Le Cuba s'est illustré dès 1963 avec son « internationalisme médical ». Utilisé comme un véritable outil diplomatique, l'internationalisme médical a hissé Cuba au rang de puissance médicale, malgré une économie morose. En 2018, l'État cubain compte 8,4 médecins pour 1000 habitants. C'est presque 2 fois plus que la moyenne des pays de l'OCDE. Des soignants nombreux et biens formés, des soins gratuits pour la population, et des escouades médicales envoyées à la rescousse dans les autres pays. Voilà l'internationalisme médical en action, pour une image d'un État à la pointe de la solidarité et de la technologie. La Covid a néanmoins révélé les importantes failles d'un système de santé aux infrastructures vieillissantes, qui retiendrait beaucoup moins de soignants qu'annoncé.

Indonésie

Le système de santé indonésien n'en finit pas de panser les plaies de la crise sanitaire. Un système déjà fragile et débordé, devenu ingérable durant la Covid. Jeunes diplômés et stagiaires en médecine ont rapidement été appelés en renfort, alors que de nombreux médecins indonésiens mouraient, infectés par le virus. En juillet 2021, l'Association des médecins indonésiens a compté au moins 434 médecins morts de la Covid. La passion pour le métier semble bien insuffisante pour convaincre les jeunes médecins de rester. Stress, anxiété, épuisement, manque de matériel, pénuries de personnel, salaires non reçus, frais universitaires toujours plus élevés... les conditions de travail des soignants mettent à mal toute la profession. Le gouvernement a bien augmenté les salaires à 1150 dollars par mois pour attirer les jeunes médecins, mais ces derniers se disent résignés.

Nigeria

Pour retenir ses soignants, le Nigeria développe ses infrastructures. En 2014, un plan d'assurance santé communautaire Ukana West 2 (CBHI) à l'initiative de la Couverture sanitaire universelle (CSU) organisation mettant en relation instances gouvernementales, universitaires et internationales pour renforcer les systèmes de santé dans le monde, voit le jour. La création du CBHI (dans l'État d'Akwa Ibom) a permis de faire revenir le personnel soignant, d'assurer de meilleurs salaires, de restaurer la chaîne d'approvisionnement en médicaments, de rendre les services plus efficaces et mieux dotés en matériels. Un constat positif, mais une exception qui n'empêche pas le reste du pays de souffrir de graves pénuries de soignants. La situation est si grave que l'on parle « d'exode » des médecins nigérians vers l'Occident. Pour les retenir, un député a proposé en début avril une loi qui obligerait les étudiants en médecine à exercer 5 ans au Nigeria pour obtenir leur diplôme. Une proposition de loi contre la fuite des cerveaux jugée « draconienne et impossible à mettre en œuvre » par l'Association nigériane des médecins résidents (NARD). Les médecins nigérians recommandent plutôt une amélioration de leurs conditions de travail, une revalorisation de leur salaire, une modernisation des équipements de santé et une prise en compte des risques de leur métier.

Rester au pays ou partir

Les soignants des pays en développement s'accordent sur l'urgence de sauver leur système de santé. Ils dénoncent ce qu'ils considèrent comme un double discours venant de gouvernements qui souhaitent les garder, mais sans y mettre les moyens. Ceux qui partent sont les premiers à se blâmer. Ils savent qu'ils laissent une charge plus grande encore sur les épaules de leurs collègues. D'autres éprouvent moins de scrupules à estimer qu'ils gâchent leurs diplômes en restant dans leur pays. Ceux qui restent attendent de partir en Arabie saoudite, aux États-Unis ou au Royaume-Uni.

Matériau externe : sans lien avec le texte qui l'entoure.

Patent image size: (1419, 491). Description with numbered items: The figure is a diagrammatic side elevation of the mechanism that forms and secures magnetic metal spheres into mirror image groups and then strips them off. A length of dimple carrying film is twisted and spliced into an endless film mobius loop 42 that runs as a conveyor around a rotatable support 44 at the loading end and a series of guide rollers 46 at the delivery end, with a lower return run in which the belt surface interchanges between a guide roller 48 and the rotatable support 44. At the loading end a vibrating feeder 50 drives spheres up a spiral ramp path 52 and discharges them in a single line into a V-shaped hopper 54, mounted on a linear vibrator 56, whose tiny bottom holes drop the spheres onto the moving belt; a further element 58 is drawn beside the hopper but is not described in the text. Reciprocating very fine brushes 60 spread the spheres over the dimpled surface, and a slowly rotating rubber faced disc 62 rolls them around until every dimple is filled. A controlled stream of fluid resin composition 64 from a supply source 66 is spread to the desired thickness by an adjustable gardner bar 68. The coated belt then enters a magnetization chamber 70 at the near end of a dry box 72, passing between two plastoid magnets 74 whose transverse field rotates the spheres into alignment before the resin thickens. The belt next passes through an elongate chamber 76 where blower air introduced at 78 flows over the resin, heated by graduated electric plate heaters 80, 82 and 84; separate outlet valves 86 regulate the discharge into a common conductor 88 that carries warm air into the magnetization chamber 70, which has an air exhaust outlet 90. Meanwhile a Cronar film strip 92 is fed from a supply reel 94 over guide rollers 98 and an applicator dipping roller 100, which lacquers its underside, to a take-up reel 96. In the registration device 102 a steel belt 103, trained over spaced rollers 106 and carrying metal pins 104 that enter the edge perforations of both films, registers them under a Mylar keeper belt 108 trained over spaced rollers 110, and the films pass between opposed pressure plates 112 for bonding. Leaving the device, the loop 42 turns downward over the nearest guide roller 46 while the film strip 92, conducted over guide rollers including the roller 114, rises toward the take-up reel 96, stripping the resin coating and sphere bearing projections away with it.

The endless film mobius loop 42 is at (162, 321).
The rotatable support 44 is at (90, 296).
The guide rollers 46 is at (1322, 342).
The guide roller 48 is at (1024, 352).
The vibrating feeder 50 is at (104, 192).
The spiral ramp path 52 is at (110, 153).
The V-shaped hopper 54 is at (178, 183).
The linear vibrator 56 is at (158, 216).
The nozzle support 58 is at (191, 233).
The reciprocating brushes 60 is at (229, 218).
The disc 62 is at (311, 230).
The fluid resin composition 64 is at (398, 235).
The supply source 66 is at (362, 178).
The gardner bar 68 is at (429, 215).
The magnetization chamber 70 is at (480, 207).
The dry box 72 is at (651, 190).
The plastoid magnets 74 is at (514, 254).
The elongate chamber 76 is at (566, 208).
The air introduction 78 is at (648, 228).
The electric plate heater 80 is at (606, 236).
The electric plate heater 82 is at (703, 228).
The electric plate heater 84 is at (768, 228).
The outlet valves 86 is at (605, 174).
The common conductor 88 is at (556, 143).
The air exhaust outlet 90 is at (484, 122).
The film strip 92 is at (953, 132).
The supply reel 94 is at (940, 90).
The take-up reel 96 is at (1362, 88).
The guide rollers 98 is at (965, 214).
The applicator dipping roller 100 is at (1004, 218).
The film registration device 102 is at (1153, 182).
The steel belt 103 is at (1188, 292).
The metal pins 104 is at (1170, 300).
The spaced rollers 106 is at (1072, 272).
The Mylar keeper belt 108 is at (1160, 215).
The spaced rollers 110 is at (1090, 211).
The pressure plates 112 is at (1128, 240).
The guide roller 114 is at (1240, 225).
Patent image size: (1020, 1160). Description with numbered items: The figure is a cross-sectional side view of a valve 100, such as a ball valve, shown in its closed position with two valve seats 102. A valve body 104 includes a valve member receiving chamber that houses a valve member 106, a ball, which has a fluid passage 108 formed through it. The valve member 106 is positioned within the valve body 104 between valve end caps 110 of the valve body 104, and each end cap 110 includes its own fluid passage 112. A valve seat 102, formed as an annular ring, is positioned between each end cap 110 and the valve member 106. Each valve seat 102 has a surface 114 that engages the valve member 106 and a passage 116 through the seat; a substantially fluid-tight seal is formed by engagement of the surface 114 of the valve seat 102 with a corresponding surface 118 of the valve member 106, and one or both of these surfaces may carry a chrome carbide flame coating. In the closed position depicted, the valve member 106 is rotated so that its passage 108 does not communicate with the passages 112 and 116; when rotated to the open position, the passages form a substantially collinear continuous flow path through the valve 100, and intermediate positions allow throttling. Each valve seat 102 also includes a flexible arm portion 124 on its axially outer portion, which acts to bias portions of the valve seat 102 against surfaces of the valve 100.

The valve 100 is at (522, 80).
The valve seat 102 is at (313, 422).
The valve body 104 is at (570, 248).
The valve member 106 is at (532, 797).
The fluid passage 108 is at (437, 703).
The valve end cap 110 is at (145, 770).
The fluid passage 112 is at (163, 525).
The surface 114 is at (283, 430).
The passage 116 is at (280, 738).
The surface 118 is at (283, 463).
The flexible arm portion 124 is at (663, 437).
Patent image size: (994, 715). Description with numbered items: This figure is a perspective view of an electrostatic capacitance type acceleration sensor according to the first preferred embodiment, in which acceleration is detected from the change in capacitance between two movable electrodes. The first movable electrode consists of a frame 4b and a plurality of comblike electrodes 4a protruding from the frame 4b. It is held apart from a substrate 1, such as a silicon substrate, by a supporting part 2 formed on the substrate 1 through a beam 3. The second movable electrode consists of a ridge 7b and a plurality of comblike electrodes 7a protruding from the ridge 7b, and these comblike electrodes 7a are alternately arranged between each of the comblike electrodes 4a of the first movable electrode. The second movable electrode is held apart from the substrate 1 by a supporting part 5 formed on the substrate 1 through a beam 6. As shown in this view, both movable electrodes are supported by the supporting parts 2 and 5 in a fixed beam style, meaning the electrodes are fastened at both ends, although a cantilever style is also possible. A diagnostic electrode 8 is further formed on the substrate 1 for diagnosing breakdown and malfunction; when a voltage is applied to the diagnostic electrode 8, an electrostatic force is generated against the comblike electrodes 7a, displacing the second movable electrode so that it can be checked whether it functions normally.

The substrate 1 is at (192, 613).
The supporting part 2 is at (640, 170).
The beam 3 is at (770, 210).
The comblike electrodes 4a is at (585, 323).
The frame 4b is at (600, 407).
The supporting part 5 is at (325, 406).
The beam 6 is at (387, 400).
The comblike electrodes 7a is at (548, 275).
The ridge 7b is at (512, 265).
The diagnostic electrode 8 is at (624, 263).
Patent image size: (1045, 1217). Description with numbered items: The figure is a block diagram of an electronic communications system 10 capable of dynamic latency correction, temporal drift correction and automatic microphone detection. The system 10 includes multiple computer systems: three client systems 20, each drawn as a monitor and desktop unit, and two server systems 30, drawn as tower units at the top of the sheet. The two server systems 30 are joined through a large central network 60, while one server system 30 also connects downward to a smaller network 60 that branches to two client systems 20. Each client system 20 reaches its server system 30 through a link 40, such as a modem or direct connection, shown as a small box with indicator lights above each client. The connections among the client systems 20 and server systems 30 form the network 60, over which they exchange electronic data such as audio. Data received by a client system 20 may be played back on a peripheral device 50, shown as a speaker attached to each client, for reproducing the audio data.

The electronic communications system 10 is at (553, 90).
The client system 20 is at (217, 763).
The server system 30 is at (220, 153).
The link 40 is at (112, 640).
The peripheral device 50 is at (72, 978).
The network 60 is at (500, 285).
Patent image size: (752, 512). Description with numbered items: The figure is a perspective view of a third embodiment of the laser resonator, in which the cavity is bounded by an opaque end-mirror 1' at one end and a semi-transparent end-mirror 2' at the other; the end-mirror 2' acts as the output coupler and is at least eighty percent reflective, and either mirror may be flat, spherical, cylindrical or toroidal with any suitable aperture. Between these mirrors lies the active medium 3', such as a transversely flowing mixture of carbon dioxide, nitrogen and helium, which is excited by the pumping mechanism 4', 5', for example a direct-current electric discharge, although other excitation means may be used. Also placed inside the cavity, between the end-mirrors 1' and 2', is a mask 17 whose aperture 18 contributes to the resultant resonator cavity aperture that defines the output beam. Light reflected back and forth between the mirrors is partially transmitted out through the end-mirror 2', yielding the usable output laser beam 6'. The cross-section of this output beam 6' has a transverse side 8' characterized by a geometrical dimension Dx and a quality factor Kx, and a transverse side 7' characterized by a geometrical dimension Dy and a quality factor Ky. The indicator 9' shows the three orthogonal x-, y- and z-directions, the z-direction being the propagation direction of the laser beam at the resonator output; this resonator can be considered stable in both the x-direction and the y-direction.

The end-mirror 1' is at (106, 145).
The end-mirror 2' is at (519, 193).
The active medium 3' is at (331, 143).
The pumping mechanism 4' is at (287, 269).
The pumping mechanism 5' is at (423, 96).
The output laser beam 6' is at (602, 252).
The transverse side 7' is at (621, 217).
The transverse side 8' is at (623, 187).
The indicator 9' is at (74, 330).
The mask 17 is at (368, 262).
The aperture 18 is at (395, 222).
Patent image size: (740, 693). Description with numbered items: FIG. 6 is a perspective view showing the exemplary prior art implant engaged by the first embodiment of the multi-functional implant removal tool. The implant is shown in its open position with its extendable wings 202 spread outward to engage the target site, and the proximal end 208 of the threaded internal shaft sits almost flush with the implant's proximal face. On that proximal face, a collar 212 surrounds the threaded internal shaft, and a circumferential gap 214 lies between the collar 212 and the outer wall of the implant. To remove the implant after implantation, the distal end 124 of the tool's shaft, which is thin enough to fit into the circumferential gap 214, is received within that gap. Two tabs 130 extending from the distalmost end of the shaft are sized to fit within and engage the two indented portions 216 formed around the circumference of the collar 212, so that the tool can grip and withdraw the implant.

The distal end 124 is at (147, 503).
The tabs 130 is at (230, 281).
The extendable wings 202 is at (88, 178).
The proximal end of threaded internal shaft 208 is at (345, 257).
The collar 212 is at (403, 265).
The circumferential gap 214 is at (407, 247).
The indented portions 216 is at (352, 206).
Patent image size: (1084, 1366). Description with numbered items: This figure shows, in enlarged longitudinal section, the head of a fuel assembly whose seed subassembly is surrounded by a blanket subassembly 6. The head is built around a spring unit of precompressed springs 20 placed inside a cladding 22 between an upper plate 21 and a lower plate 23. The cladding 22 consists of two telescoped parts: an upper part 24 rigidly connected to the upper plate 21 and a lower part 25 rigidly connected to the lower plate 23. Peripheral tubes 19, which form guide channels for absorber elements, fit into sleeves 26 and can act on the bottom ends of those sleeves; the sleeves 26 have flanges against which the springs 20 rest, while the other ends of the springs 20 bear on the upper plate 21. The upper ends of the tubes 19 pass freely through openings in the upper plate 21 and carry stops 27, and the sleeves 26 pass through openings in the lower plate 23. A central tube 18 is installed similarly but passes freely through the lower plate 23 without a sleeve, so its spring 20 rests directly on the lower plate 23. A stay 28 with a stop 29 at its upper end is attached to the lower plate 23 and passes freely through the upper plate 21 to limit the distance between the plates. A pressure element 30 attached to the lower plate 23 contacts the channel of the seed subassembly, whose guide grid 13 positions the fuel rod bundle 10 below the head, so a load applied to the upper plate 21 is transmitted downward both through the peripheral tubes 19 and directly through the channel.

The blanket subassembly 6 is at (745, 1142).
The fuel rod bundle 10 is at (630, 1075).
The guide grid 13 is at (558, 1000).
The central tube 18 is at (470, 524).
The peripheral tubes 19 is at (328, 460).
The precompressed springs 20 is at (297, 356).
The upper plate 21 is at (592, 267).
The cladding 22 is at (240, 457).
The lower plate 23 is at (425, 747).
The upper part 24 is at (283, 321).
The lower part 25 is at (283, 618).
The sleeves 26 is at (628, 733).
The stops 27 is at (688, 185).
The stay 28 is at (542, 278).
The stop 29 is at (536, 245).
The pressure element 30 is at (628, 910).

D'autres font le choix de rester par solidarité ; ils sont parfois les seuls soignants de leur région, et savent leur présence essentielle pour les locaux. Ces soignants parlent du lien créé avec les habitants, de la volonté d'œuvrer pour leur pays, de leurs initiatives pour améliorer leur situation, de leur combat pour la rénovation d'une clinique ou la création d'un centre de soin. Ces soignants qui restent ne s'estiment néanmoins pas meilleurs que les autres, et comprennent les choix de leurs collègues expatriés.